In order to solve the problems of poor watermarked image quality and poor watermarked image extraction after JPEG compression, the present disclosure provides a method for watermarking depth image based on mixed frequency-domain channel attention, which combines the end-to-end depth watermark model with frequency-domain channel attention to expand an application range of the depth neural network in the field of image watermark, and designs a new encoder structure with the help of frequency-domain channel attention module, and finally obtains the watermarked image with higher quality and watermark information with better decoding effect.
The technical solution adopted by the present disclosure to solve the technical problem thereof is described in the following content:
A method for watermarking depth image based on mixed frequency-domain channel attention, comprising the following steps of:
Further, step 1 is specifically that the watermark information processor takes the watermark information as an input, diffuses the watermark information to each bit of information through a full connection layer, transforms the diffused watermark information from one-dimensional feature map form to a two-dimensional feature map form, and then generates a watermark information feature map through a diffusion convolution layer and an attention module.
Further, step 2 is specifically that the encoder takes the carrier image and the watermark information feature map as an input, and generates the watermarked image through a ConvBNReLU convolution block, a mixed frequency-domain channel attention module and jump connection.

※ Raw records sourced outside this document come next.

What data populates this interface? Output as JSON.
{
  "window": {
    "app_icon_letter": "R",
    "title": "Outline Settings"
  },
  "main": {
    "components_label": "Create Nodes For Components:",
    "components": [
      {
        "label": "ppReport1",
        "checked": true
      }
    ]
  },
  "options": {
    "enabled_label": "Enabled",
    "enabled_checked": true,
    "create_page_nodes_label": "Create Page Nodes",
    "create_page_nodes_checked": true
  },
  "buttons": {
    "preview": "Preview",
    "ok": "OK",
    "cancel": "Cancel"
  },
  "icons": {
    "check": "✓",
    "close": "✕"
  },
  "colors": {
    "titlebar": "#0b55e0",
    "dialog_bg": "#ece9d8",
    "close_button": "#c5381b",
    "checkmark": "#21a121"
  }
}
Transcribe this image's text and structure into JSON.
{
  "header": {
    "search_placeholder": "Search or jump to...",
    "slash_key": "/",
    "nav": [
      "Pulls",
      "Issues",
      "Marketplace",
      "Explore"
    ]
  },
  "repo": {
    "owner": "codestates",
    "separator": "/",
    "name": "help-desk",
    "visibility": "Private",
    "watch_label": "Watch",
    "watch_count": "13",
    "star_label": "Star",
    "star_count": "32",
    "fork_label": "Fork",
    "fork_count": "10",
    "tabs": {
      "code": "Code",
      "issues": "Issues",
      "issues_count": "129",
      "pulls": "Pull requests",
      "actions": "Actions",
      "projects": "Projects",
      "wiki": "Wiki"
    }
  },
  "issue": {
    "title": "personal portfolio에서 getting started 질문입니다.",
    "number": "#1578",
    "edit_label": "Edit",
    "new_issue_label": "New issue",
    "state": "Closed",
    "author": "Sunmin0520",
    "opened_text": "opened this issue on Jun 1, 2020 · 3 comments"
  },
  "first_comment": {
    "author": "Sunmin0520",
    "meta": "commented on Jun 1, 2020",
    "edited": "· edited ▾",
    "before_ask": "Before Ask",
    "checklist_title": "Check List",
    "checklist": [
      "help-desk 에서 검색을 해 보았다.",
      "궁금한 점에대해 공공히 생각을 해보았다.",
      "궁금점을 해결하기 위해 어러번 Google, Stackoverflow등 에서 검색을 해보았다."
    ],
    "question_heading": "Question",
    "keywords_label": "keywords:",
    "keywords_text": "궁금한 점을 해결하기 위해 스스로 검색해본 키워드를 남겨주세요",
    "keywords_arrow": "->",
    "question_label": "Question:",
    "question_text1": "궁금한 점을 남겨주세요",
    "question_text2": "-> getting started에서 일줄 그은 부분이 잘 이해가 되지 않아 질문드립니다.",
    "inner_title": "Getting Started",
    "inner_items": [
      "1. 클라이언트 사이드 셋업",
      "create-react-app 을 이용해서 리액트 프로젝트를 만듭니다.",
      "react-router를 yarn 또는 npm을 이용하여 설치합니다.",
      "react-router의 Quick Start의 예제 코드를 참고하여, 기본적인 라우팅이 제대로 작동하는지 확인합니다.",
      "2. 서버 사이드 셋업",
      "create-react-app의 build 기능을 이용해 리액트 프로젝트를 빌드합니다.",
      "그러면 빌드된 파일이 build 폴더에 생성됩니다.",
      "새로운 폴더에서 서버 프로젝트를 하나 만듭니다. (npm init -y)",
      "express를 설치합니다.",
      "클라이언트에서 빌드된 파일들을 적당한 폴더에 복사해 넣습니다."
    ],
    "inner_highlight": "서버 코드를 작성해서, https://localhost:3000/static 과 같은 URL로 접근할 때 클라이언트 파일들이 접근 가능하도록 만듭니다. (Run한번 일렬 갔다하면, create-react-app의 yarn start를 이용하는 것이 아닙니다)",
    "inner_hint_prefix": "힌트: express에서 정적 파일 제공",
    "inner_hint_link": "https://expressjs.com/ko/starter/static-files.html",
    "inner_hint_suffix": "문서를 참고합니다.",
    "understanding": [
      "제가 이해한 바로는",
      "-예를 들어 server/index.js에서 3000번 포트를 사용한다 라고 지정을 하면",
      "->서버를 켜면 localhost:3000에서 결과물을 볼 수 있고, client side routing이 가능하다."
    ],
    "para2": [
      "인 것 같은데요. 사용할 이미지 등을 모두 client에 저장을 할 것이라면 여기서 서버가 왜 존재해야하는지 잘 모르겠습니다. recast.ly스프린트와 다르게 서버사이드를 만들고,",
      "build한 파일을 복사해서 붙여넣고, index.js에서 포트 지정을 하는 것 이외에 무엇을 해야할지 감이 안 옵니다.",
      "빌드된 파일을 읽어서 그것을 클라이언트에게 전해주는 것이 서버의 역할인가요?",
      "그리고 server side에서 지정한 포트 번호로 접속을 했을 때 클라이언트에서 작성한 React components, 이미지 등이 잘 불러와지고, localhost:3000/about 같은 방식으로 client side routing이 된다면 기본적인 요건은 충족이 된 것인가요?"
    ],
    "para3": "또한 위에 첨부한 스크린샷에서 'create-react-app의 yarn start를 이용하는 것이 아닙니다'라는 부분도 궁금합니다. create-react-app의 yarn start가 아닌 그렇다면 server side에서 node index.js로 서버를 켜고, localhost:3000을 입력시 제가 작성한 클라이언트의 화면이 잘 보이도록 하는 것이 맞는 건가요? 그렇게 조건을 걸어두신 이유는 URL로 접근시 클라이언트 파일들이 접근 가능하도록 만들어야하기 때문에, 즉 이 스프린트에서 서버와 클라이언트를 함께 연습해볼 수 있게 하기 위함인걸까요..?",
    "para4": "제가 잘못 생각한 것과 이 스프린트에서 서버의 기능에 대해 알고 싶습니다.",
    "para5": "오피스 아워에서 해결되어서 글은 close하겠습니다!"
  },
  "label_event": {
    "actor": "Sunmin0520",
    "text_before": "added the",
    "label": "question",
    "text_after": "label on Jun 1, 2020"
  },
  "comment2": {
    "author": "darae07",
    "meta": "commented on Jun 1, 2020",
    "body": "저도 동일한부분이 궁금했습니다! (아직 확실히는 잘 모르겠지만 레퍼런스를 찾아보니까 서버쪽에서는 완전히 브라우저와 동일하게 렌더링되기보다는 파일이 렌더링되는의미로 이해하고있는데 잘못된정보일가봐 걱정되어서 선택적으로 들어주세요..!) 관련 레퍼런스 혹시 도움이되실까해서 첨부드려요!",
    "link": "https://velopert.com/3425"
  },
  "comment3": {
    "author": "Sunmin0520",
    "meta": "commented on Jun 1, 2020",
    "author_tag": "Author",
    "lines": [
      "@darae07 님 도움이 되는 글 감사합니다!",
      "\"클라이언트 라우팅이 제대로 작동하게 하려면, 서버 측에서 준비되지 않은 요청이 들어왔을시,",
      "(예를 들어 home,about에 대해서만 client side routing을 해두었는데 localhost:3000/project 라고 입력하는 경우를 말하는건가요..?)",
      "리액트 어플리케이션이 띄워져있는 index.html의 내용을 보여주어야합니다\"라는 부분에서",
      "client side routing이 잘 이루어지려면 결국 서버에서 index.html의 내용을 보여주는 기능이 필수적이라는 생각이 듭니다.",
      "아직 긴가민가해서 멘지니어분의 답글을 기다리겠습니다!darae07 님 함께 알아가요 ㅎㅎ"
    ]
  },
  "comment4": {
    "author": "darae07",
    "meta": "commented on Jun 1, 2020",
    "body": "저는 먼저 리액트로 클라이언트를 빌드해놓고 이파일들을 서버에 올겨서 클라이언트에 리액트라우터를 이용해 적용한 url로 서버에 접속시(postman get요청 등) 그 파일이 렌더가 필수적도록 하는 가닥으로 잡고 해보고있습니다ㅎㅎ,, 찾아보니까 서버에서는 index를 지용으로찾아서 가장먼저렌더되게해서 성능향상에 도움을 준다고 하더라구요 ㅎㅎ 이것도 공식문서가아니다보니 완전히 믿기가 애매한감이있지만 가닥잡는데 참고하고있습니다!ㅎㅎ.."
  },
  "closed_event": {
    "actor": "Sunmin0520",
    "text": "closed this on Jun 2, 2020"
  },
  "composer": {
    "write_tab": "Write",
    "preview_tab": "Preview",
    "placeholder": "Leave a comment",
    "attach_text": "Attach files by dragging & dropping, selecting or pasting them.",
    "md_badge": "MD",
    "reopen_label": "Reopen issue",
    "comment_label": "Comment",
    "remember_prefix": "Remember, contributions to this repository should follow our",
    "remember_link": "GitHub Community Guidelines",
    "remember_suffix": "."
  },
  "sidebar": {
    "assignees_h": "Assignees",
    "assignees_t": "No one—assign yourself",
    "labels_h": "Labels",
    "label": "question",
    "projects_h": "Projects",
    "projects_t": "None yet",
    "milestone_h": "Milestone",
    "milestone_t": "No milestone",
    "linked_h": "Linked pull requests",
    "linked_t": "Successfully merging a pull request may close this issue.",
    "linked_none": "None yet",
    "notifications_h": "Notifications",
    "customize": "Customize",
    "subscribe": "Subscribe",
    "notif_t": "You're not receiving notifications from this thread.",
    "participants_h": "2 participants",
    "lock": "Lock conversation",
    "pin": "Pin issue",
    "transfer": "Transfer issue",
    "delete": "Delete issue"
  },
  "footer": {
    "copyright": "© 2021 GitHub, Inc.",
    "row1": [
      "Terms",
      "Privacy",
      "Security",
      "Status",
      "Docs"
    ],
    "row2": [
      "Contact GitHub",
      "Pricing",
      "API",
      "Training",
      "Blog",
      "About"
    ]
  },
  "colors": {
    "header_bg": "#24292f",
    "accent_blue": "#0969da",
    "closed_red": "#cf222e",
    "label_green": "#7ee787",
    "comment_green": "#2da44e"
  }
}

Furthermore, a mixed frequency-domain channel attention module in the encoder is composed of two branches, wherein one branch is composed of a plurality of SENet attention modules, and the SENet attention modules use a global average pooling layer in a channel compression process, namely, take a lowest frequency component in a two-dimensional discrete cosine transform as a weight allocated to a channel feature; and the other branch is composed of an FCA attention module, wherein the FCA attention module generates 64 frequency-domain components divided according to 8×8 block mode of JPEG compression principle, and selects 16 low-frequency components as compressed weights of the FCA attention module according to a zigzag mode starting from the lowest frequency component; and feature tensors generated by the branch of the FCA attention module and the branch of the SENet attention module are then spliced in a channel dimension, and a ConvBNReLU convolution module is used for feature fusion.
Further, step 4 is specifically that the decoder takes the noise image as and input, and uses the ConvBNReLU convolution module and the SENet attention module to perform down-sampling to recover the watermark information.
Further, a loss function for training the encoder includes LE
L
E1=MSE(ICO,IEN)=MSE(ICO,E(θE,ICO,MEN))
L
E2=log(A(θA,IEN))=log(A(θA,E(θE,ICO,MEN)))
wherein ICO is the carrier image, IEN is the watermarked image, E represents the encoder, θE is a parameter of the encoder E, MEN is the watermark information feature map; A represents a countermeasure discriminator, and θA is a parameter of the countermeasure discriminator A.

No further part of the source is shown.